An example of brother-in-law marriage in patriarchal times is the case of Judah. He took a wife, Tamar, for Er his firstborn, and when Er proved wicked in Jehovah’s eyes, Jehovah put him to death. “In view of that Judah said to Onan [Er’s brother]: ‘Have relations with your brother’s wife and perform brother-in-law marriage with her and raise up offspring for your brother.’ But Onan knew that the offspring would not become his; and it occurred that when he did have relations with his brother’s wife he wasted his semen on the earth so as not to give offspring to his brother.” (Ge 38:8, 9) Because Onan refused to fulfill his obligation in connection with the arrangement of brother-in-law marriage, Jehovah put him to death. Judah then told Tamar to wait until his third son Shelah matured, but Judah did not require Shelah to perform his duty toward Tamar.

In due time, after the death of Judah’s wife, Tamar maneuvered events so as to get an heir from her father-in-law. This she did by disguising herself, putting on a shawl and a veil, and seating herself by the road along which she knew Judah would be passing. Judah took her for a harlot and had relations with her. She obtained tokens from him as evidence of their relations, and when the truth came out, Judah did not blame her but declared that she was more righteous than he was. The record states that he did not have further intercourse with her when he learned who she was. Thus Judah himself unwittingly produced an heir to Er through his daughter-in-law.​—Ge 38.

Under the Law, in case a brother-in-law did not want to perform his duty, the widow was to take the matter to the older men of the city and inform them of this fact. He was to appear before them and state that he did not want to marry her. At that the widow was to draw off his sandal from his foot and spit in his face. After this the man’s “name must be called in Israel ‘The house of the one who had his sandal drawn off,’” an expression of reproach toward his household.​—De 25:7-10.

The practice of taking off the sandal may have arisen from the fact that when anyone took possession of landed property he did so by treading upon the soil and asserting his right of possession by standing upon it in his sandals. In taking off his sandal and handing it to another, he was renouncing his position and property before the constituted older witnesses at the city gate.​—Ru 4:7.

Further light is thrown on the matter in the book of Ruth. A Judean man named Elimelech died, as did his two sons, leaving his widow Naomi and two widowed daughters-in-law. There was a man referred to in the Bible as “So-and-so” who was a close relative of Elimelech, perhaps a brother. This one, being nearest of kin, was the one called the go·ʼelʹ, or the repurchaser. This one refused to carry out his duty but drew off his sandal and evidently gave it to Boaz, thus leaving Boaz the next nearest of kin with the right of repurchase. Boaz then bought Elimelech’s land and thereby took Naomi, but since Naomi was too old for childbearing, the widowed daughter-in-law Ruth was actually the one becoming the wife to Boaz to raise up a child to the name of Elimelech. When the child Obed was born, neighbor ladies said: “A son has been born to Naomi,” considering the child the son of Elimelech and Naomi. Boaz and Ruth performed a service to Jehovah, the name given to their son meaning “Servant; One Serving.” Jehovah blessed this arrangement, for Obed became the ancestor of David and was, therefore, in the direct lineage of Jesus Christ.​—Ru 4.

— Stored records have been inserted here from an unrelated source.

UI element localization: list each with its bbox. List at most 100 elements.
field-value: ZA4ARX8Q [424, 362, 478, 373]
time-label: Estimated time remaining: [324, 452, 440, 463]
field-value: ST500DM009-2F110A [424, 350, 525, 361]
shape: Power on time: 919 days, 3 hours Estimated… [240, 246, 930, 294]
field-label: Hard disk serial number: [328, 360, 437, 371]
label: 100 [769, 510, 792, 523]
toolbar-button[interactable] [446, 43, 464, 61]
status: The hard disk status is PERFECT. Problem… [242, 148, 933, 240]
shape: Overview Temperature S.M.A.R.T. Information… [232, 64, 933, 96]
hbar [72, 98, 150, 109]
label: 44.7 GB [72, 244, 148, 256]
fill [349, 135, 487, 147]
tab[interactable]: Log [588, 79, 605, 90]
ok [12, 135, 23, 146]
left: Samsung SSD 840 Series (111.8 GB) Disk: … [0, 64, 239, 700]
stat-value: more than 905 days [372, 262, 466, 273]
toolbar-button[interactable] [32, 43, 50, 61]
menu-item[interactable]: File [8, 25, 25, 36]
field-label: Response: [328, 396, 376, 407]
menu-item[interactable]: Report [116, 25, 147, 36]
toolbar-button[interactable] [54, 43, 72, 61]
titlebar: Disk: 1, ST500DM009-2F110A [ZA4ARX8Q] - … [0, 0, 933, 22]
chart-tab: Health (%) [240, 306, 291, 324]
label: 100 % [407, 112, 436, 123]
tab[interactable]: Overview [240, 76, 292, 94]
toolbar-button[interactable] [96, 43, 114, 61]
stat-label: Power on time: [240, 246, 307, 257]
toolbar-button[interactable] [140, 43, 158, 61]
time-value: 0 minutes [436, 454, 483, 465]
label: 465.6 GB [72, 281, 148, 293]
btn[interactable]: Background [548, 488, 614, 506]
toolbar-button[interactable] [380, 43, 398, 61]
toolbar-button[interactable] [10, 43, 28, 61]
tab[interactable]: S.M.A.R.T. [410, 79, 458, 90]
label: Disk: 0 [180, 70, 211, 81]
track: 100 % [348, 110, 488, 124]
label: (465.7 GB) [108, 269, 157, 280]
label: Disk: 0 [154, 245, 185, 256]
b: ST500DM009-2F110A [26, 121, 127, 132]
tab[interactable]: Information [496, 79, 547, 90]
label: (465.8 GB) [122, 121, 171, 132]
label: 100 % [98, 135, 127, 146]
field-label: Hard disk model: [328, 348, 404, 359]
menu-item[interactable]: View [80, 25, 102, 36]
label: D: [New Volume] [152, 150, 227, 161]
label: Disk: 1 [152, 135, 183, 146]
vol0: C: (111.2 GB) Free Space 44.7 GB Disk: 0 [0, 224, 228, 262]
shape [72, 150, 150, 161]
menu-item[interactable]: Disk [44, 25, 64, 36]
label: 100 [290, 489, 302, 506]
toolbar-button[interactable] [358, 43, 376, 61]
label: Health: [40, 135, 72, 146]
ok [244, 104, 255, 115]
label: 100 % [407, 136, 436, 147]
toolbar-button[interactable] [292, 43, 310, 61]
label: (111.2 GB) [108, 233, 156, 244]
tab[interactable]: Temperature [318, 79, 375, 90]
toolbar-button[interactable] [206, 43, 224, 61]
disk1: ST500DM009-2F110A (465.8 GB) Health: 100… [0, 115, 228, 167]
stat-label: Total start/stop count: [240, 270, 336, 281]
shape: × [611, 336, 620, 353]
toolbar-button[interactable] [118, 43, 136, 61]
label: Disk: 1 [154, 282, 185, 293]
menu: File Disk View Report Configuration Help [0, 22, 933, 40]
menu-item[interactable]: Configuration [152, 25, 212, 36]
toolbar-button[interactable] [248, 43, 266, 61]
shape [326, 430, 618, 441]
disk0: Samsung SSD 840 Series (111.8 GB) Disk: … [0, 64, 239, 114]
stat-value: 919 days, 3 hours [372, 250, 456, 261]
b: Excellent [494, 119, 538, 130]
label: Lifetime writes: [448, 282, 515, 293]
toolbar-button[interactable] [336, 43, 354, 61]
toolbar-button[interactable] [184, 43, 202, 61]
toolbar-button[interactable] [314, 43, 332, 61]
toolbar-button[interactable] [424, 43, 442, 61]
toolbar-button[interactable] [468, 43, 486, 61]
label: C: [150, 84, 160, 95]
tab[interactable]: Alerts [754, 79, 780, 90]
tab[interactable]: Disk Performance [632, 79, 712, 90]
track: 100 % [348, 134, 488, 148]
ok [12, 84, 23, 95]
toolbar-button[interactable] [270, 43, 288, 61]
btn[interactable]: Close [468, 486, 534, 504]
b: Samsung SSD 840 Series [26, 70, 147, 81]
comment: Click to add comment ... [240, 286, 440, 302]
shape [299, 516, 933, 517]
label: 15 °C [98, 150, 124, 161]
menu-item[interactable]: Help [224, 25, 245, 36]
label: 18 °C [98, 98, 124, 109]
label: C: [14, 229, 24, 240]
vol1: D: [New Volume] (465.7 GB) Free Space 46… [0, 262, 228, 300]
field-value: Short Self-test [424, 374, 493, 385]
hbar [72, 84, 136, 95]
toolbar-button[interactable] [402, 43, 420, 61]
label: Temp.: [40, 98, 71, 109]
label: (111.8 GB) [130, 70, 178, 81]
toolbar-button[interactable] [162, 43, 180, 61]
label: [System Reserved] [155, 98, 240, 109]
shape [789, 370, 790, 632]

The right of levirate marriage evidently descended to the nearest male relative as outlined in the law governing inheritance of property, namely, the oldest brother, other brothers according to age, then the paternal uncle, and so forth. (Nu 27:5-11) In the reference made to brother-in-law marriage at Matthew 22:23-28 and Luke 20:27-33, it is indicated that the duty to marry the childless man’s widow would pass from one brother to the next in the event of their successive deaths. Another brother evidently could not run ahead of the older brother, who had the prior obligation, unless the older brother refused to exercise it.